An Effective Initialization Method for Genetic Algorithm-based Robot Path Planning using a Directed Acyclic Graph

Abstract [Title Page]

The goal of robot path planning is to find a feasible path that proceeds from a starting point to a destination point without intersecting any obstacles in the given environment. Recently, genetic algorithm-based robot path planning methods have been widely considered in the intelligent robotics community. Because the initialization process significantly influences the performance of the genetic algorithm, an effective initialization method is required. However, investigation on this subject is still lacking. In this paper, we propose an effective initialization method for genetic algorithm-based robot path planning. Experimental results comparing genetic algorithms with conventional initialization methods and the proposed initialization method showed that the proposed method leads to high quality paths in a significantly shorter execution time.

This program is designed to generate initial path set for genetic algorithm-based robot path planning.

The main technical ideas behind how this program works appear in this paper:

Jaesung Lee and Dae-Won Kim, "An Effective Initialization Method for Genetic Algorithm-based Robot Path Planning using a Directed Acyclic Graph," Information Sciences, 332(1):1-18, 2016.

This software is a Matlab implementation of proposed method. The original version of this program was written by Jaesung Lee and Min-Gwan Seo.


Missing Figures

In the original papers, there are missing figures; Figure 2(i), 2(j), 2(k), and 2(l). You can find the missing figure and corresponding explanation from this web page, or download the figures with [PDF] or [JPG] format. To see the missing figure here, please click below link.


   Missing figures and corresponding captions

Detailed explanation about each figure is given in the original article [Link].


Graphical Examples

Below examples show the graphical illustration of proposed method; (a) Artificial map 01, (b) a process of DAG construction, (c) 50 feasible paths created from obtained DAG, and (d) the change of paths according to GA optimization process.


Illustration (Map 01) Execution (SGMP)
(a) Artificial Map 01 [Link]
 
(b) Exploring map (DAG construction)
 
Obtained 50 paths GA optimization
(c) 50 feasible paths created from DAG (d) GA optimization


Figure (a) shows the artificially created map, namely Map 01. In the figure, red circle and star indicate the position of starting node and destination node, respectively. Figure (b) demonstrates an example of directed acyclic graph (DAG) construction. In this step, the proposed method explores given map, resulting in a DAG connecting starting node and destination node. Figure (c) shows 50 feasible paths created from DAG, that form a initial path set for GARPP method. Finally, Figure (d) displays how GA optimizes given initial path set according to each generation. In the figure, a path with clearer red color indicates better path in terms of path length.


Bibtex Code

@article{lee2016effective,
  title={An Effective Initialization Method for Genetic Algorithm-based Robot Path Planning using a Directed Acyclic Graph},
  author={Lee, Jaesung and Kim, Dae-Won},
  journal={Information Sciences},
  volume={332},
  number={1},
  pages={1-18},
  year={2016},
  publisher={Elsevier}
}


Download

This program is available for download for non-commercial use, licensed under the GNU General Public License, which is allows its use for research purposes or other free software projects but does not allow its incorporation into any type of commerical software.

Download SGMP (Single Graph Multiple Path) Program (3 MATLAB .m files)

Download Experimental Maps (20 Artificial Maps, 4 Real-world Maps)

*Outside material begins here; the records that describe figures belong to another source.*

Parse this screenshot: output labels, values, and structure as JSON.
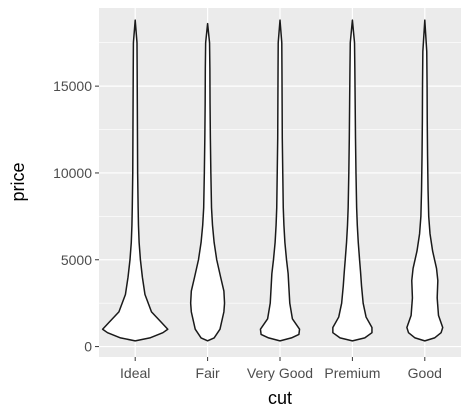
{
  "chart_data": {
    "type": "violin",
    "title": "",
    "xlabel": "cut",
    "ylabel": "price",
    "categories": [
      "Ideal",
      "Fair",
      "Very Good",
      "Premium",
      "Good"
    ],
    "ylim": [
      -600,
      19500
    ],
    "yticks": [
      0,
      5000,
      10000,
      15000
    ],
    "ytick_labels": [
      "0",
      "5000",
      "10000",
      "15000"
    ],
    "grid": true,
    "legend": "none",
    "colors": {
      "panel": "#ebebeb",
      "grid": "#ffffff",
      "violin_stroke": "#1a1a1a",
      "violin_fill": "#ffffff"
    },
    "series": [
      {
        "category": "Ideal",
        "profile": [
          [
            330,
            0
          ],
          [
            500,
            0.45
          ],
          [
            800,
            0.85
          ],
          [
            1000,
            1.0
          ],
          [
            1400,
            0.8
          ],
          [
            2000,
            0.5
          ],
          [
            3000,
            0.3
          ],
          [
            4000,
            0.22
          ],
          [
            5000,
            0.16
          ],
          [
            6000,
            0.12
          ],
          [
            7000,
            0.1
          ],
          [
            8000,
            0.09
          ],
          [
            10000,
            0.075
          ],
          [
            12000,
            0.07
          ],
          [
            14000,
            0.065
          ],
          [
            16000,
            0.06
          ],
          [
            17500,
            0.055
          ],
          [
            18800,
            0
          ]
        ]
      },
      {
        "category": "Fair",
        "profile": [
          [
            330,
            0
          ],
          [
            500,
            0.2
          ],
          [
            1000,
            0.38
          ],
          [
            2000,
            0.5
          ],
          [
            2500,
            0.52
          ],
          [
            3200,
            0.5
          ],
          [
            4000,
            0.4
          ],
          [
            5000,
            0.28
          ],
          [
            6000,
            0.2
          ],
          [
            7000,
            0.15
          ],
          [
            8000,
            0.12
          ],
          [
            10000,
            0.1
          ],
          [
            12000,
            0.085
          ],
          [
            14000,
            0.075
          ],
          [
            16000,
            0.07
          ],
          [
            17500,
            0.06
          ],
          [
            18600,
            0
          ]
        ]
      },
      {
        "category": "Very Good",
        "profile": [
          [
            330,
            0
          ],
          [
            500,
            0.35
          ],
          [
            700,
            0.58
          ],
          [
            1000,
            0.6
          ],
          [
            1600,
            0.38
          ],
          [
            2500,
            0.3
          ],
          [
            3500,
            0.27
          ],
          [
            4200,
            0.25
          ],
          [
            5000,
            0.2
          ],
          [
            6000,
            0.15
          ],
          [
            7000,
            0.12
          ],
          [
            8000,
            0.1
          ],
          [
            10000,
            0.085
          ],
          [
            12000,
            0.07
          ],
          [
            14000,
            0.065
          ],
          [
            16000,
            0.06
          ],
          [
            17500,
            0.055
          ],
          [
            18800,
            0
          ]
        ]
      },
      {
        "category": "Premium",
        "profile": [
          [
            330,
            0
          ],
          [
            500,
            0.38
          ],
          [
            800,
            0.6
          ],
          [
            1100,
            0.6
          ],
          [
            1700,
            0.42
          ],
          [
            2500,
            0.33
          ],
          [
            3500,
            0.28
          ],
          [
            4300,
            0.25
          ],
          [
            5000,
            0.22
          ],
          [
            6000,
            0.18
          ],
          [
            7000,
            0.15
          ],
          [
            8000,
            0.13
          ],
          [
            10000,
            0.11
          ],
          [
            12000,
            0.095
          ],
          [
            14000,
            0.085
          ],
          [
            16000,
            0.075
          ],
          [
            17500,
            0.065
          ],
          [
            18800,
            0
          ]
        ]
      },
      {
        "category": "Good",
        "profile": [
          [
            330,
            0
          ],
          [
            500,
            0.3
          ],
          [
            800,
            0.5
          ],
          [
            1100,
            0.55
          ],
          [
            1800,
            0.42
          ],
          [
            2800,
            0.38
          ],
          [
            3800,
            0.4
          ],
          [
            4500,
            0.36
          ],
          [
            5500,
            0.24
          ],
          [
            6500,
            0.16
          ],
          [
            7500,
            0.12
          ],
          [
            9000,
            0.1
          ],
          [
            11000,
            0.085
          ],
          [
            13000,
            0.075
          ],
          [
            15000,
            0.07
          ],
          [
            17000,
            0.06
          ],
          [
            18800,
            0
          ]
        ]
      }
    ]
  }
}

The zipped packages include componenets for source files and a sample input file, respectively.


Sample Input and Output

SGMP function will return the path set according to given map. This code can be executed from MATLAB command window. Detailed information is given below.

[Usage]:
   >> [pathSet, execTime, dag] = sgmp( map, sp, dp, setSize, numPt );

[Description]
   pathSet - A set of path that contains "setSize" paths
   execTime - A history of execution time for creating each path
   dag - A Directed Acyclic Graph created by SGMP

   map - A map specified in the binary square matrix [Download]
   sp - The index of starting node
   dp - The index of destination node
   setSize - The number of paths to be created from DAG
   numPt - The maximum number of allowable parents node

For more detailed information, please type "help sgmp" from MATLAB command window.

Other miscellaneous functions are also included in the ZIP package.

[Usage]:
   >> draw_path( map, path ); - it will draw the obtained path.
   >> draw_dag( map, dag ); - it will draw the obtaind DAG.